Hello everybody, I hope you are having an amazing day today. Today, I will show you a way to make a distinctive dish, curried brown rice, lentil & chorizo salad. It is one of my favorites food recipes. For mine, I will make it a little bit unique. This is gonna smell and look delicious.
Easy Recipes with Thai Curry Paste. Baked Curried Brown Rice & Lentil Pilaf. Delicious and Filling I used red lentils and wehani rice in the recipe and it really turned out great! For a bit more zing I added some minced hot peppers and it made for an excellent taste sensation!

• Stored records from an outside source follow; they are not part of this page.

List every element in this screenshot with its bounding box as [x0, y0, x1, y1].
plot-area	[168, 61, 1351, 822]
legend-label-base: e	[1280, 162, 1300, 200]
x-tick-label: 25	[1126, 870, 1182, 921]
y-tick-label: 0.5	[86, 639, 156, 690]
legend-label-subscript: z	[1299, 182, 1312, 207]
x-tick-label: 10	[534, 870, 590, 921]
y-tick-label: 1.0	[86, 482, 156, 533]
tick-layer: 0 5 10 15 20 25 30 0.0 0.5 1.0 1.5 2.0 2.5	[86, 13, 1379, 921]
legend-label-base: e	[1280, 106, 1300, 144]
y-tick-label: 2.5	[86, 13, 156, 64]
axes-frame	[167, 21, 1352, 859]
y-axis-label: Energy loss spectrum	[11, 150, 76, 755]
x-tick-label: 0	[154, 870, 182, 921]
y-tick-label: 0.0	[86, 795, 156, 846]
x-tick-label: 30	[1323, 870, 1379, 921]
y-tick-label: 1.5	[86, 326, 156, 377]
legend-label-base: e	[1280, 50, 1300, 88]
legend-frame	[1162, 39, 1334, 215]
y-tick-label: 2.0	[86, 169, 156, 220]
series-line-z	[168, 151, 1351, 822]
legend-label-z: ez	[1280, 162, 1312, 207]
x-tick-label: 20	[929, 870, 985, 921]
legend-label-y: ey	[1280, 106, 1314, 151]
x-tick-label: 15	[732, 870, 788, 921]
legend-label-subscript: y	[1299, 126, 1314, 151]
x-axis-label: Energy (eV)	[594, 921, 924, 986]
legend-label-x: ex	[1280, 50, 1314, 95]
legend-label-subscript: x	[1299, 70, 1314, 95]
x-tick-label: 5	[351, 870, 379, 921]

Curried Brown Rice, Lentil & Chorizo Salad is one of the most popular of recent trending meals in the world. It’s enjoyed by millions every day. It’s simple, it is quick, it tastes yummy. Curried Brown Rice, Lentil & Chorizo Salad is something that I have loved my whole life. They are nice and they look fantastic.

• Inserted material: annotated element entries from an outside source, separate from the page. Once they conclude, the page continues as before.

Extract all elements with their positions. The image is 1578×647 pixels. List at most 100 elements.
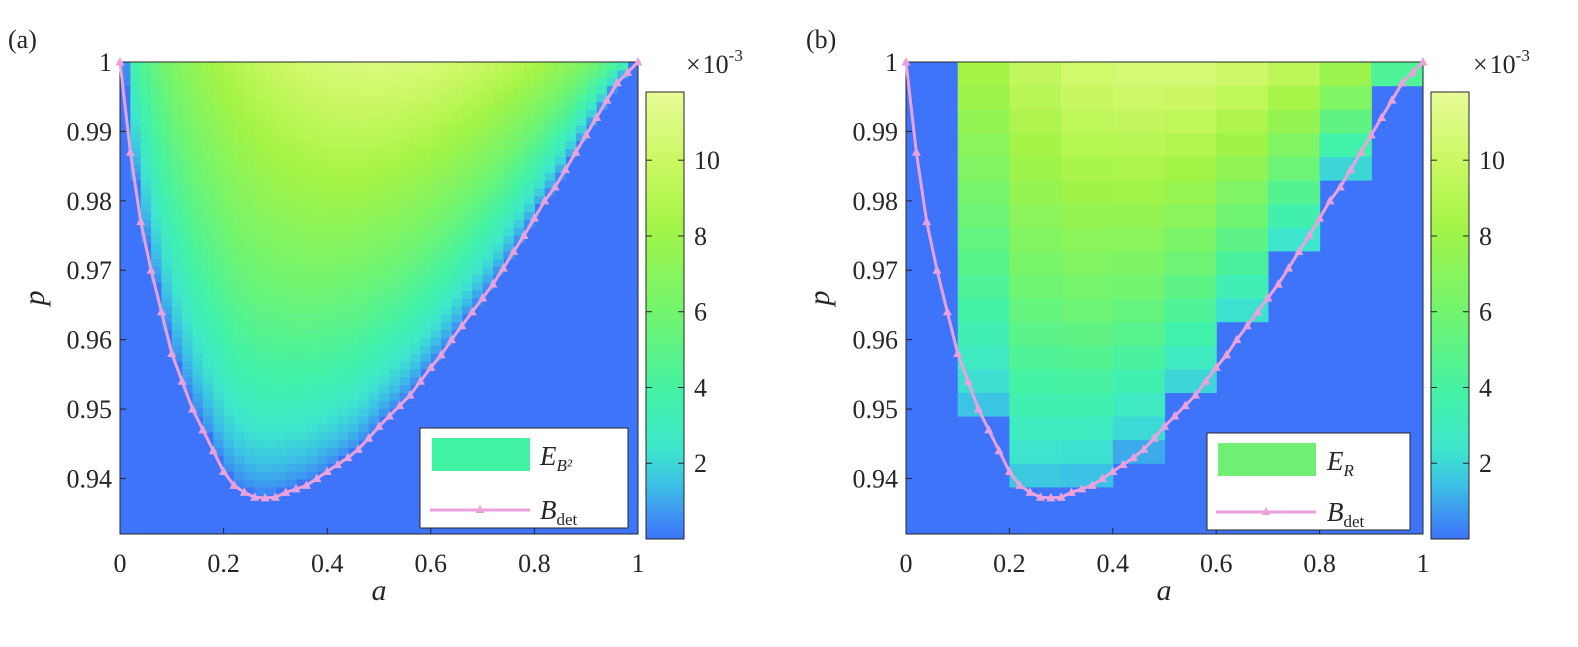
heatmap-cell [430, 329, 442, 338]
heatmap-cell [575, 93, 587, 102]
heatmap-cell [358, 431, 370, 441]
heatmap-cell [306, 337, 318, 346]
heatmap-cell [1112, 298, 1166, 323]
heatmap-cell [337, 85, 349, 95]
heatmap-cell [140, 93, 152, 102]
heatmap-cell [182, 187, 194, 197]
heatmap-cell [244, 132, 256, 142]
heatmap-cell [130, 77, 142, 87]
heatmap-cell [957, 227, 1010, 252]
heatmap-cell [161, 77, 173, 87]
heatmap-cell [192, 85, 204, 95]
heatmap-cell [244, 156, 256, 165]
heatmap-cell [544, 140, 556, 150]
heatmap-cell [410, 195, 422, 205]
heatmap-cell [171, 117, 183, 126]
boundary-marker [219, 466, 229, 476]
heatmap-cell [254, 478, 266, 488]
heatmap-cell [410, 337, 422, 346]
heatmap-cell [399, 101, 411, 110]
heatmap-cell [410, 140, 422, 150]
heatmap-cell [316, 227, 328, 236]
colorbar-tick-label: 2 [1479, 449, 1492, 478]
heatmap-cell [254, 69, 266, 79]
heatmap-cell [285, 282, 297, 291]
heatmap-cell [430, 148, 442, 157]
heatmap-cell [472, 266, 484, 275]
boundary-marker [1335, 181, 1345, 191]
heatmap-cell [399, 282, 411, 291]
heatmap-cell [410, 93, 422, 102]
heatmap-cell [316, 250, 328, 260]
heatmap-cell [347, 148, 359, 157]
heatmap-cell [544, 77, 556, 87]
heatmap-cell [358, 195, 370, 205]
boundary-marker [901, 57, 911, 66]
heatmap-cell [957, 250, 1010, 275]
boundary-marker [1056, 492, 1066, 501]
heatmap-cell [275, 447, 287, 456]
boundary-marker [405, 390, 415, 399]
heatmap-cell [202, 416, 214, 425]
heatmap-cell [337, 400, 349, 409]
heatmap-cell [285, 376, 297, 386]
heatmap-cell [192, 101, 204, 110]
heatmap-cell [275, 93, 287, 102]
heatmap-cell [275, 164, 287, 173]
heatmap-cell [513, 62, 525, 71]
heatmap-cell [306, 93, 318, 102]
heatmap-cell [399, 337, 411, 346]
heatmap-cell [285, 384, 297, 393]
heatmap-cell [140, 132, 152, 142]
heatmap-cell [192, 376, 204, 386]
heatmap-cell [151, 258, 163, 268]
heatmap-cell [223, 250, 235, 260]
heatmap-cell [213, 345, 225, 354]
heatmap-cell [192, 172, 204, 181]
heatmap-cell [285, 368, 297, 378]
heatmap-cell [140, 77, 152, 87]
heatmap-cell [151, 69, 163, 79]
boundary-marker [229, 480, 239, 489]
heatmap-cell [265, 360, 276, 370]
heatmap-cell [430, 187, 442, 197]
heatmap-cell [461, 187, 473, 197]
heatmap-cell [337, 431, 349, 441]
heatmap-cell [337, 439, 349, 449]
heatmap-cell [389, 235, 401, 244]
heatmap-cell [244, 431, 256, 441]
heatmap-cell [306, 463, 318, 472]
heatmap-cell [244, 242, 256, 252]
heatmap-cell [327, 93, 339, 102]
heatmap-cell [192, 148, 204, 157]
heatmap-cell [347, 227, 359, 236]
heatmap-cell [358, 242, 370, 252]
heatmap-cell [244, 439, 256, 449]
heatmap-cell [420, 62, 432, 71]
heatmap-cell [1112, 156, 1166, 181]
heatmap-cell [285, 148, 297, 157]
heatmap-cell [151, 195, 163, 205]
heatmap-cell [368, 360, 380, 370]
heatmap-cell [368, 392, 380, 401]
heatmap-cell [399, 298, 411, 307]
heatmap-cell [213, 439, 225, 449]
heatmap-cell [244, 195, 256, 205]
heatmap-cell [275, 298, 287, 307]
heatmap-cell [285, 156, 297, 165]
heatmap-cell [316, 148, 328, 157]
heatmap-cell [606, 69, 618, 79]
heatmap-cell [306, 376, 318, 386]
heatmap-cell [233, 77, 245, 87]
heatmap-cell [161, 109, 173, 118]
heatmap-cell [275, 431, 287, 441]
heatmap-cell [358, 423, 370, 433]
heatmap-cell [327, 439, 339, 449]
heatmap-cell [472, 140, 484, 150]
heatmap-cell [1164, 180, 1217, 205]
plot-frame [119, 61, 639, 535]
heatmap-cell [306, 353, 318, 362]
heatmap-cell [161, 187, 173, 197]
heatmap-cell [368, 227, 380, 236]
heatmap-cell [182, 298, 194, 307]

To begin with this recipe, we must prepare a few components. You can have curried brown rice, lentil & chorizo salad using 10 ingredients and 10 steps. Here is how you can achieve it.
The ingredients needed to make Curried Brown Rice, Lentil & Chorizo Salad:
- Make ready 1 cup easy cook brown rice
- Get 1/2 cup small green lentils
- Get 1 chicken stock cube
- Get 1 6" piece of chorizo, chopped
- Take 1 onion, sliced
- Prepare 2 clove of garlic, crushed
- Get 1 tbsp mild curry powder
- Prepare 1 tbsp EVOO
- Prepare 1 pinch salt and black pepper
- Make ready 2 handfuls baby spinach leaves (optional)

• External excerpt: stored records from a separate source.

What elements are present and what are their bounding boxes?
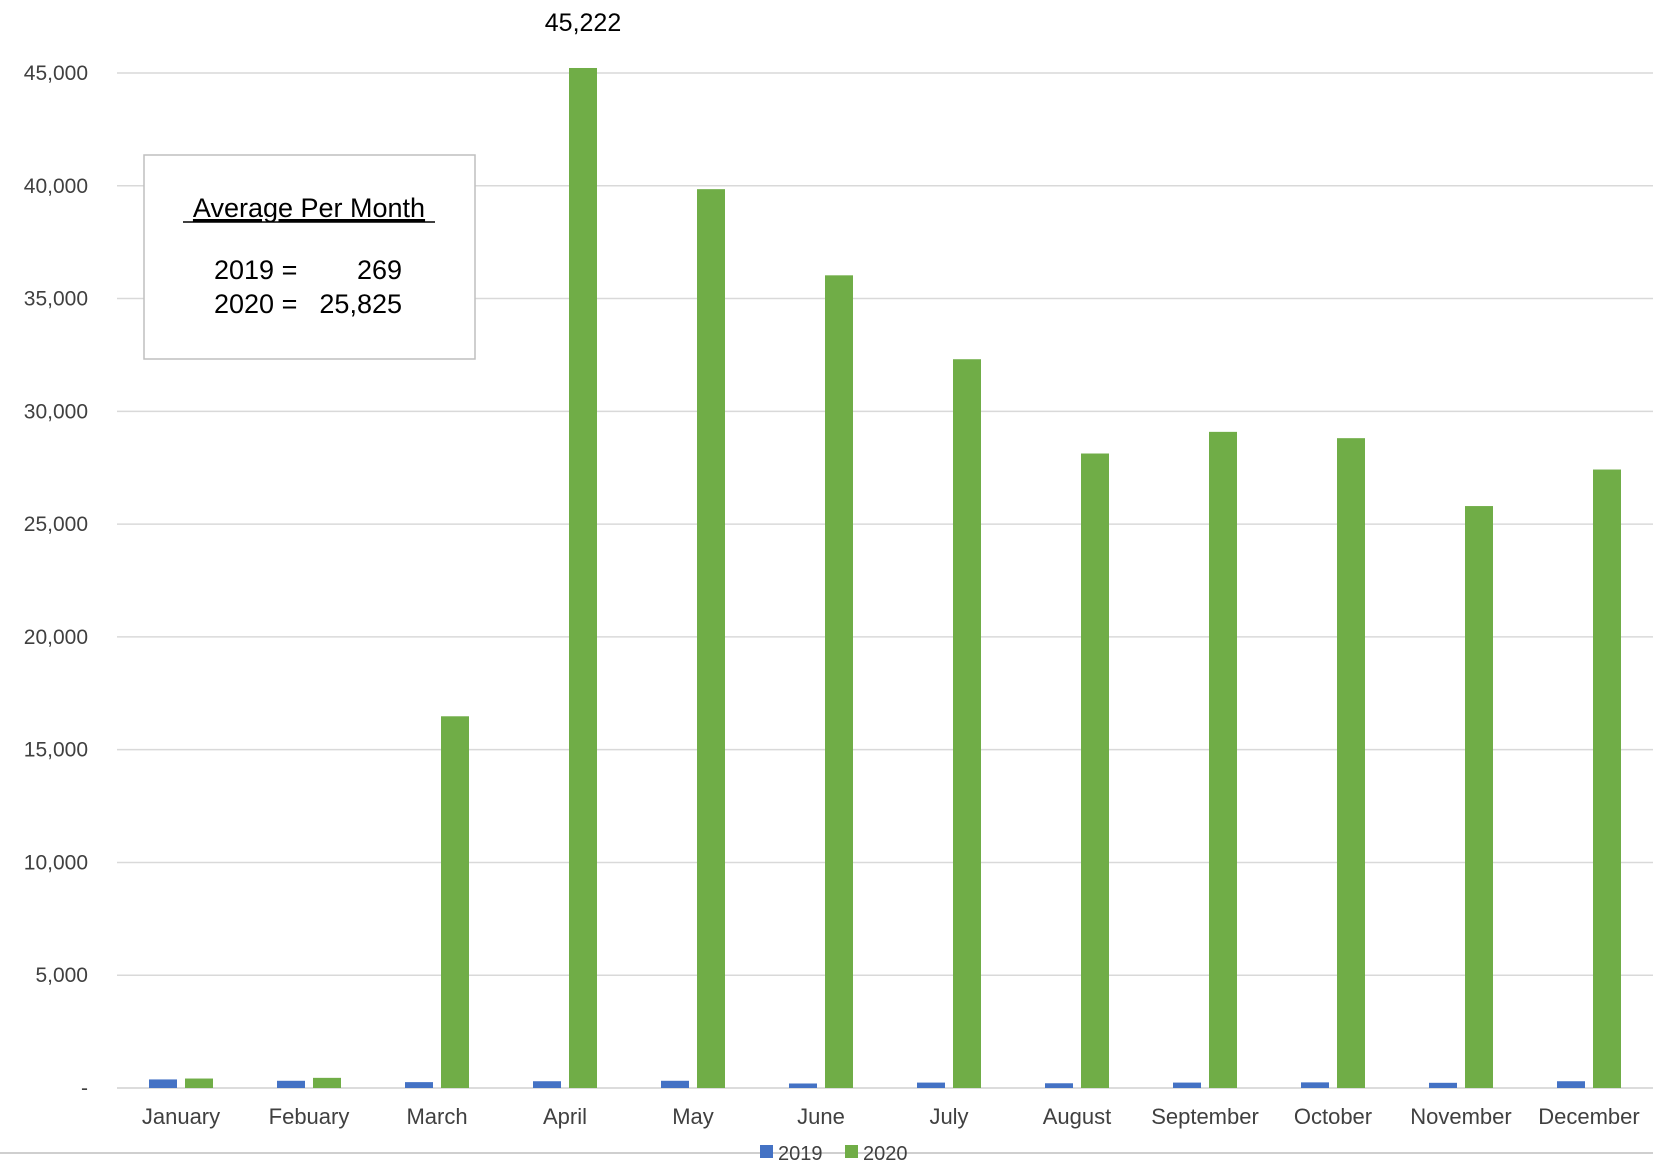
y-tick-label: 10,000 — [24, 851, 88, 874]
bar-2020-march — [441, 716, 469, 1088]
bar-2019-may — [661, 1080, 689, 1088]
bar-2019-september — [1173, 1082, 1201, 1088]
bar-2019-november — [1429, 1082, 1457, 1088]
y-tick-label: - — [81, 1077, 88, 1100]
gridlines — [117, 72, 1653, 1089]
y-tick-label: 15,000 — [24, 739, 88, 762]
bar-2020-november — [1465, 506, 1493, 1089]
x-tick-label: October — [1294, 1104, 1372, 1129]
bar-2020-october — [1337, 438, 1365, 1088]
bar-2019-january — [149, 1079, 177, 1088]
legend-label: 2019 — [778, 1143, 823, 1164]
x-axis-ticks: January Febuary March April May June July Augus… — [142, 1104, 1640, 1129]
average-2019-value: 269 — [357, 255, 402, 285]
x-tick-label: December — [1538, 1104, 1639, 1129]
bar-2020-december — [1593, 469, 1621, 1088]
legend-label: 2020 — [863, 1143, 908, 1164]
x-tick-label: June — [797, 1104, 845, 1129]
legend-swatch — [760, 1145, 773, 1158]
bar-2019-febuary — [277, 1080, 305, 1088]
bar-2020-july — [953, 359, 981, 1089]
y-axis-ticks: - 5,000 10,000 15,000 20,000 25,000 30,000 35,0… — [24, 62, 88, 1100]
bar-2020-febuary — [313, 1077, 341, 1088]
y-tick-label: 40,000 — [24, 175, 88, 198]
bar-2019-april — [533, 1081, 561, 1088]
x-tick-label: August — [1043, 1104, 1112, 1129]
data-labels: 45,222 — [545, 9, 621, 37]
average-title: Average Per Month — [193, 193, 425, 223]
y-tick-label: 5,000 — [35, 964, 88, 987]
y-tick-label: 20,000 — [24, 626, 88, 649]
legend: 2019 2020 — [760, 1143, 908, 1164]
data-label: 45,222 — [545, 9, 621, 37]
bar-2019-october — [1301, 1082, 1329, 1088]
y-tick-label: 25,000 — [24, 513, 88, 536]
bar-2019-june — [789, 1083, 817, 1088]
x-tick-label: Febuary — [269, 1104, 350, 1129]
bar-2020-may — [697, 189, 725, 1088]
bar-2020-september — [1209, 431, 1237, 1088]
x-tick-label: April — [543, 1104, 587, 1129]
bar-2020-january — [185, 1078, 213, 1088]
bar-2019-december — [1557, 1081, 1585, 1088]
x-tick-label: November — [1410, 1104, 1511, 1129]
y-tick-label: 30,000 — [24, 400, 88, 423]
bar-2019-march — [405, 1082, 433, 1088]
average-2020-value: 25,825 — [319, 289, 402, 319]
x-tick-label: July — [929, 1104, 968, 1129]
x-tick-label: January — [142, 1104, 220, 1129]
bar-2020-june — [825, 275, 853, 1088]
x-tick-label: September — [1151, 1104, 1259, 1129]
bar-2020-april — [569, 67, 597, 1088]
x-tick-label: March — [406, 1104, 467, 1129]
bars — [149, 67, 1621, 1089]
x-tick-label: May — [672, 1104, 714, 1129]
bar-2019-august — [1045, 1083, 1073, 1088]
y-tick-label: 35,000 — [24, 288, 88, 311]
y-tick-label: 45,000 — [24, 62, 88, 85]
bar-2019-july — [917, 1082, 945, 1088]
legend-swatch — [845, 1145, 858, 1158]
average-annotation-box: Average Per Month 2019 = 269 2020 = 25,8… — [143, 154, 476, 360]
average-2019-label: 2019 = — [214, 255, 297, 285]
average-2020-label: 2020 = — [214, 289, 297, 319]
bar-2020-august — [1081, 453, 1109, 1088]
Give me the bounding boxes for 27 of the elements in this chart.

Remove from heat, pour off extra liquid and add Zucchini and Curry Powder and Cumin. Combine lentil mixture and brown rice in one bowl. Remove lentils from heat but don't drain yet. Set a fine mesh strainer or colander over a mixing bowl Then add cauliflower rice, curry powder (starting with the lower amount and working your way up), a Amazing flavor.
Instructions to make Curried Brown Rice, Lentil & Chorizo Salad:
- Put a large pot of water on to boil, crumbling a chicken stock cube in the water
- Rinse the rice and lentils in a sieve
- Put them into the water and bring to the boil, then cook for 30 minutes
- Meanwhile, put the chorizo in a dry skillet and fry until it's crispy and the smoky, orange oil coats the pan
- Scoop out the chorizo to a bowl and add the onion to the skillet
- Fry the onion for 5 minutes until soft and browned, then add the garlic and cook for a further minute
- Add the curry powder to the onion and garlic and season with salt and pepper. Cook for another minute or two
- Drain the rice and lentils then mix them into the onion mixture, along with the chorizo, olive oil and spinach leaves (if using…you can wilt/cook them by keeping the skillet on the heat for 30 seconds or so)
- Stir everything together then transfer to a bowl, allow to cool slightly before covering with plastic wrap and refrigerating for at least two hours
- Serve cold.
Remove lentils from heat but don't drain yet. Set a fine mesh strainer or colander over a mixing bowl Then add cauliflower rice, curry powder (starting with the lower amount and working your way up), a Amazing flavor. I used brown rice instead of cauliflower (since I had none), and added a few more. Vivian Howard's Baked Pimento Cheese and Sausage. Mujadara — a traditional Middle Eastern recipe made with long-grain rice, brown lentils, and caramelized onions — is typically served as a side dish.